What is a leadership pipeline? Is it a new innovative way to develop leadership talent around next-century leadership skills? No! It is simply a more sophisticated title for a slightly more systematic approach to the same old and outdated leadership development process that has failed over the past decade in Sierra Leone. (Of course, trainers and consultants have done pretty well! Governments and public officials in Sierra Leone, not so much.)
Leadership Development is Not A Pipeline! The image conjured up by the term “New Direction ” is disturbing and proves our people’s dishonesty in governance and their writers. It implies “Old misdirection over New Direction.” It reinforces the notion that leadership development is an assembly line. It is built on the sad and faulty notion that anyone can be a leader. (Think about how that notion developed. Hoards of people are scheduled for an organisation’s leadership development programme in a frantic attempt to find a participant in these faulty programmes find out that the organisation and people that put them through the training still assess them as deficient in leadership skills. They realise they will never be entrusted with a leadership position in that organisation. All that investment of time and money has to be rationalised, and morale cannot be damaged, so the organisation tells people that “we are all government” and everyone can lead in the position they currently hold. Now, even more, people can participate in the leadership pipeline. No wonder trust is at an all-time low in Sierra Leone!)
If leadership development is not a pipeline, what is it? Two months back, I was facilitating a not-for-profit board retreat. When I went to breakfast at the hotel, there was a heated dish of half-moon cheese omelettes, probably twenty to twenty-five in dish. When I looked at them, I thought about the made-to-order omelettes created just as I specified that are available at some hotels. Then it dawned on me that this was a picture of what is wrong with leadership development in Sierra Leone.
Current leadership development efforts take a microwave approach to development. Put people through a quick week of training, expose them to high doses of the latest academic theory and buzzwords, and serve them up as instant warmed-up leaders. The problem is that leaders do not develop depth from intense exposure to leadership topics, books, posts or even videos. That kind of training does not allow the concepts to “blend into and shape a person’s character. Leadership development is not a required list of topics one can check off on the way to instant leadership. Leadership development is not receiving a certificate with the President’s bootlicker mimeographed signature at the end of a training programme.
True Leadership development is like a crockpot. First, it takes time to produce the product. Second, it takes coming in contact and in-depth exposure with a group of varied ingredients that blend together and influence each other so that a unique combination is created. (Think about one example – leaders do not communicate in isolation. They communicate to inspire, motivate, correct or solve problems. Teaching communication in a three-hour block is not even close to the reality the leader faces on the job). Third, It takes the heat of real situations to drive the learning home. This heat allows exposure to other ingredients to flavour the leader and becomes a genuine (dare I say authentic?) part of him or her. This develops the leader’s own unique style and approach. Fourth, It takes a master chef who oversees bringing all these ingredients together to create the finished product. Finally, it takes seasoning from that master chef who stops periodically, gauges how seasoned the “product” is becoming, and adjusts that seasoning as needed.

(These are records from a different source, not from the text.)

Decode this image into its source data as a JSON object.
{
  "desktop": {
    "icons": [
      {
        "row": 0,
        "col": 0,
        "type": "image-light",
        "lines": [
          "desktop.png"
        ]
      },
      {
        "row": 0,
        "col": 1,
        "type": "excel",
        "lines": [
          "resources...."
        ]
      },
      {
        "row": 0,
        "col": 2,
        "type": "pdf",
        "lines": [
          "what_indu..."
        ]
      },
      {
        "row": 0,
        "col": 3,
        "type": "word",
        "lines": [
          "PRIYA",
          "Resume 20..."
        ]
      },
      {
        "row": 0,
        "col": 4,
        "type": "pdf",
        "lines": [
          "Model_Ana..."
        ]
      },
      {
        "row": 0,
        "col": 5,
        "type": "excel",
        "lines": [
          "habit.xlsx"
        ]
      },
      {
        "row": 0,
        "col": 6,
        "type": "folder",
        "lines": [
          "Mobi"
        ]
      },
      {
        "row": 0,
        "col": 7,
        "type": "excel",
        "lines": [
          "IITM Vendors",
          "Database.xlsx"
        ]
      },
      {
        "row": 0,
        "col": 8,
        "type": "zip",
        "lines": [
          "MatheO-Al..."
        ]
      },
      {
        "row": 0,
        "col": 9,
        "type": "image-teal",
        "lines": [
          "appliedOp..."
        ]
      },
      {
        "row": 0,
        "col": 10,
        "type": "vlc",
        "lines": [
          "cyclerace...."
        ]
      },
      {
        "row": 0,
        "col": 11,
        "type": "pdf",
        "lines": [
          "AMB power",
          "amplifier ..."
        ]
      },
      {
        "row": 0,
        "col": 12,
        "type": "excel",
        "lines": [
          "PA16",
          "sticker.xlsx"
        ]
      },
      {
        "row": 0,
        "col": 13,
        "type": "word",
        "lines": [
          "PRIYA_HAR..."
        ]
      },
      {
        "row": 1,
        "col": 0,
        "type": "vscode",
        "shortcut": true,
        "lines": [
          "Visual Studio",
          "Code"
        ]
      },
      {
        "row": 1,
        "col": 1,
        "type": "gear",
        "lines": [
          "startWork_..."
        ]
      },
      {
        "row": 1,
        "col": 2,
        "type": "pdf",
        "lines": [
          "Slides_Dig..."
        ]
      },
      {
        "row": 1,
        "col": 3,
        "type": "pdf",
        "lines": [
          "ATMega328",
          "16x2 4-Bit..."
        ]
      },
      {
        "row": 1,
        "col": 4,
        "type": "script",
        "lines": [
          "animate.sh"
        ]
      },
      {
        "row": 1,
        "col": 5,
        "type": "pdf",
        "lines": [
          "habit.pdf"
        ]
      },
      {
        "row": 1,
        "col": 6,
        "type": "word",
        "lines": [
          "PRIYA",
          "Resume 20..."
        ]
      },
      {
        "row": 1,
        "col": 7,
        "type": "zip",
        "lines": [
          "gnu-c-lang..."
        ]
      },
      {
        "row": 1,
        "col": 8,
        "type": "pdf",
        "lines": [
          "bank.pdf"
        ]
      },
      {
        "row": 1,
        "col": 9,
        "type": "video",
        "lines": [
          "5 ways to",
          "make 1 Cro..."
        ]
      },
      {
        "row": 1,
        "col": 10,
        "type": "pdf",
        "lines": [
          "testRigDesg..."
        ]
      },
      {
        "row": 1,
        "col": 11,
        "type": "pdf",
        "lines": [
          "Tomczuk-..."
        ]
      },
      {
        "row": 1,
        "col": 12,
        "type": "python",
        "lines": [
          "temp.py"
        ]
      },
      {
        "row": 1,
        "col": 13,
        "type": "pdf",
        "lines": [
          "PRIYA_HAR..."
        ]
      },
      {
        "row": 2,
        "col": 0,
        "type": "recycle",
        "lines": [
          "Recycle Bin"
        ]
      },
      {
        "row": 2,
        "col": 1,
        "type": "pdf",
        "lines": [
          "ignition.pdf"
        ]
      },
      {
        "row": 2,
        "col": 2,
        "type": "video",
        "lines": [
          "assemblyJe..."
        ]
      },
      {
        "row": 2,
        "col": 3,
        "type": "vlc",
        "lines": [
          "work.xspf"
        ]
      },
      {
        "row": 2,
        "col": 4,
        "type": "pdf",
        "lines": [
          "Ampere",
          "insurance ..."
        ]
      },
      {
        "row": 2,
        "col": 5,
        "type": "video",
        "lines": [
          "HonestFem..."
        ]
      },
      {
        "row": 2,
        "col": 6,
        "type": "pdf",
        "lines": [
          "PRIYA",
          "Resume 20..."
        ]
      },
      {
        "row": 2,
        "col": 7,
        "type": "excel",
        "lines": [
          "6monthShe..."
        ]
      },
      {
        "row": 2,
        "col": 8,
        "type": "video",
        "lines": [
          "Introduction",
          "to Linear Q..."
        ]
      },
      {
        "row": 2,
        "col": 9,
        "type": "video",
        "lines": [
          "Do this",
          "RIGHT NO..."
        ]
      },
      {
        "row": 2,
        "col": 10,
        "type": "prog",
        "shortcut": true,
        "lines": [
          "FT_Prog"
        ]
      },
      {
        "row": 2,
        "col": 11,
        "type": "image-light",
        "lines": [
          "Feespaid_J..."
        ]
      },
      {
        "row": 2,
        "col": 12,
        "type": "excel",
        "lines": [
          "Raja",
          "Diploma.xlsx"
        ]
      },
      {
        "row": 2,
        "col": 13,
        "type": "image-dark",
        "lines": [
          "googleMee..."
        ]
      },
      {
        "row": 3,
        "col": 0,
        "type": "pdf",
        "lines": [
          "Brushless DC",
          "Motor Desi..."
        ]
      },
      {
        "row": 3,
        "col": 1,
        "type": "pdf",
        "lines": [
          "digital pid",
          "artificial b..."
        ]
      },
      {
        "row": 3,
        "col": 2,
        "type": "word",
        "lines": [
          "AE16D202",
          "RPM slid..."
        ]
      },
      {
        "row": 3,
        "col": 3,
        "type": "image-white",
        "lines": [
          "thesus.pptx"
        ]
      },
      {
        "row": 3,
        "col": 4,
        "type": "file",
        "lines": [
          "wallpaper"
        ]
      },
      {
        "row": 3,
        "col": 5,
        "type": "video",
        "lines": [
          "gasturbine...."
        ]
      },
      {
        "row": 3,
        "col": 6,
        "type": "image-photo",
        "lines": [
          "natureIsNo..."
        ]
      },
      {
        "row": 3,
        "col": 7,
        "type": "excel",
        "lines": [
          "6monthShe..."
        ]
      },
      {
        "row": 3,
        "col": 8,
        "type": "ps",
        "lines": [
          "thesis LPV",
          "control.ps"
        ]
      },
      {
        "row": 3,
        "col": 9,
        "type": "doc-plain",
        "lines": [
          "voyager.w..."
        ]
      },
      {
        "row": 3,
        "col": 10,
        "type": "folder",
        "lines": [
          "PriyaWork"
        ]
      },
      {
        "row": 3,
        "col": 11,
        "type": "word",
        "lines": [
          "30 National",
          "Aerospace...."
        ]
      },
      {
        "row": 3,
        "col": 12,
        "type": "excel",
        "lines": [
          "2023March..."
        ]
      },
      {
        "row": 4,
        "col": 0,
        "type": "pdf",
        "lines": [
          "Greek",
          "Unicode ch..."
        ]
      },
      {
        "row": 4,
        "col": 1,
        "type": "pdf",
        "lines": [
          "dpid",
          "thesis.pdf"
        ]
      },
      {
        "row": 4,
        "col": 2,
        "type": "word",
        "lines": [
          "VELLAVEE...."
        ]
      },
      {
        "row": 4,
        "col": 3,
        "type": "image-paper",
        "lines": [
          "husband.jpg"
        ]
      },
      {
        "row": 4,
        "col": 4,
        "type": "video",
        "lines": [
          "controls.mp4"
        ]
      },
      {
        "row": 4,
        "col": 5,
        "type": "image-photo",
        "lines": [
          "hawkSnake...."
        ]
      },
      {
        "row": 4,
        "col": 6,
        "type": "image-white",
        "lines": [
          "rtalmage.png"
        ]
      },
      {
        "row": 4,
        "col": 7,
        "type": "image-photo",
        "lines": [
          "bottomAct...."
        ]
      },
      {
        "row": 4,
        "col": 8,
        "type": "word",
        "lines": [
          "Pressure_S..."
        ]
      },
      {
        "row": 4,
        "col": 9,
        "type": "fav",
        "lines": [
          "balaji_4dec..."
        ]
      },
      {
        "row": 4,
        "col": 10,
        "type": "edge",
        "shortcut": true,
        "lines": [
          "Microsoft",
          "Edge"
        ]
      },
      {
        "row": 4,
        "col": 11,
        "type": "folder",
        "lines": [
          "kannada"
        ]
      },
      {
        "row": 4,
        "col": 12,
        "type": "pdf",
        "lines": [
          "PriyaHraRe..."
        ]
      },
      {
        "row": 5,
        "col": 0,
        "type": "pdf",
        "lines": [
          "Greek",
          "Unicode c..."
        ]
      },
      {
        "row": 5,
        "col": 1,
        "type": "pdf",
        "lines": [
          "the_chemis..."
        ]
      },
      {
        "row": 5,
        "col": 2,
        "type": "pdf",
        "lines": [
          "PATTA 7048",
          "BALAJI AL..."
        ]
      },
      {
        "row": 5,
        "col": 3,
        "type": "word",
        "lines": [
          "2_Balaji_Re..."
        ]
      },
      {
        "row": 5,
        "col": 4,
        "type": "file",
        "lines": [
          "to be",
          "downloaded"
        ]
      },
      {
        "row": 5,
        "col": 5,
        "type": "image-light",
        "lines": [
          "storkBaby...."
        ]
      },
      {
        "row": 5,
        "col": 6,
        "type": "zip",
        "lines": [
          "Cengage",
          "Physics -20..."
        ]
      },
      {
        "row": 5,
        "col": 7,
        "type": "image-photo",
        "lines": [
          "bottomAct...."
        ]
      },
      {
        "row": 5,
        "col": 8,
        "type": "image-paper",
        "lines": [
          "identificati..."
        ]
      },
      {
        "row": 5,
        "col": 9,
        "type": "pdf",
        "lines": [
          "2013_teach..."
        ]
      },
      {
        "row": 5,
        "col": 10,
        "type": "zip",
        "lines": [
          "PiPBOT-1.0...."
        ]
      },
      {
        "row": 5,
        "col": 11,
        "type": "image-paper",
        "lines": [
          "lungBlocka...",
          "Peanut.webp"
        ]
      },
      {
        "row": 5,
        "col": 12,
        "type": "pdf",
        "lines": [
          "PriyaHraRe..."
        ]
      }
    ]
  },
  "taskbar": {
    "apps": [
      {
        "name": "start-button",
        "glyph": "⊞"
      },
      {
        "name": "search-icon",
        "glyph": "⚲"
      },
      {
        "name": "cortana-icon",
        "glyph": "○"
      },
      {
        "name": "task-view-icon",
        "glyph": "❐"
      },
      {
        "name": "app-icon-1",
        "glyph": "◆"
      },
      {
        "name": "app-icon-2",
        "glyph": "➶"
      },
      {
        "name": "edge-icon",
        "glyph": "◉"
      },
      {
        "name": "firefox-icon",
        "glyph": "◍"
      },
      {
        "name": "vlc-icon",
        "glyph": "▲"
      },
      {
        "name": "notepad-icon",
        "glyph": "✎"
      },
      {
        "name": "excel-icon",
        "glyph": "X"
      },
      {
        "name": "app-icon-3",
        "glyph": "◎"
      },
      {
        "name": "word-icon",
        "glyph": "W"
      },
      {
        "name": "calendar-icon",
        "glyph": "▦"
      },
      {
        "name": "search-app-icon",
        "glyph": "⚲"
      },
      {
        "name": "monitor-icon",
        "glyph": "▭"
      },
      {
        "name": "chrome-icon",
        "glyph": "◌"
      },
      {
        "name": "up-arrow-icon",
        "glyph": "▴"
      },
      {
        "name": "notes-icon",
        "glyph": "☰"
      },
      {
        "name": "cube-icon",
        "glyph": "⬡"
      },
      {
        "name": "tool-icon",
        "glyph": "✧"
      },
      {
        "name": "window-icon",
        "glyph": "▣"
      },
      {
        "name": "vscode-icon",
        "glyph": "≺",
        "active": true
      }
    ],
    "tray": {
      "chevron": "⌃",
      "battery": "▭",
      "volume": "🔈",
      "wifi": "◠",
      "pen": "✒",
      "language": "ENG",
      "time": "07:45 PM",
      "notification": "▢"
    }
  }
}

Leaders are not produced like double cheeseburgers in a MacDonald’s. They may be warmed-up leaders when the microwave timer goes off, but they are not genuine leaders. Rather leaders must be uniquely developed, which takes time at the side of a seasoned leader; it takes the opportunity to struggle, and it takes time to interact with multiple different variables and ingredients.
Unless we discard the faulty notion that future leaders can be mass-produced and that quantity of leaders coming out of a pipeline is better than the deep development of quality leaders, we will continue to succeed in developing people who are skilled at critiquing those in positions of authority over them (with the corresponding decrease in trust and respect that comes with the criticism). We will also continue to experience a scarcity of what companies and individuals are looking for; one-of-a-kind, genuine, authentic leaders.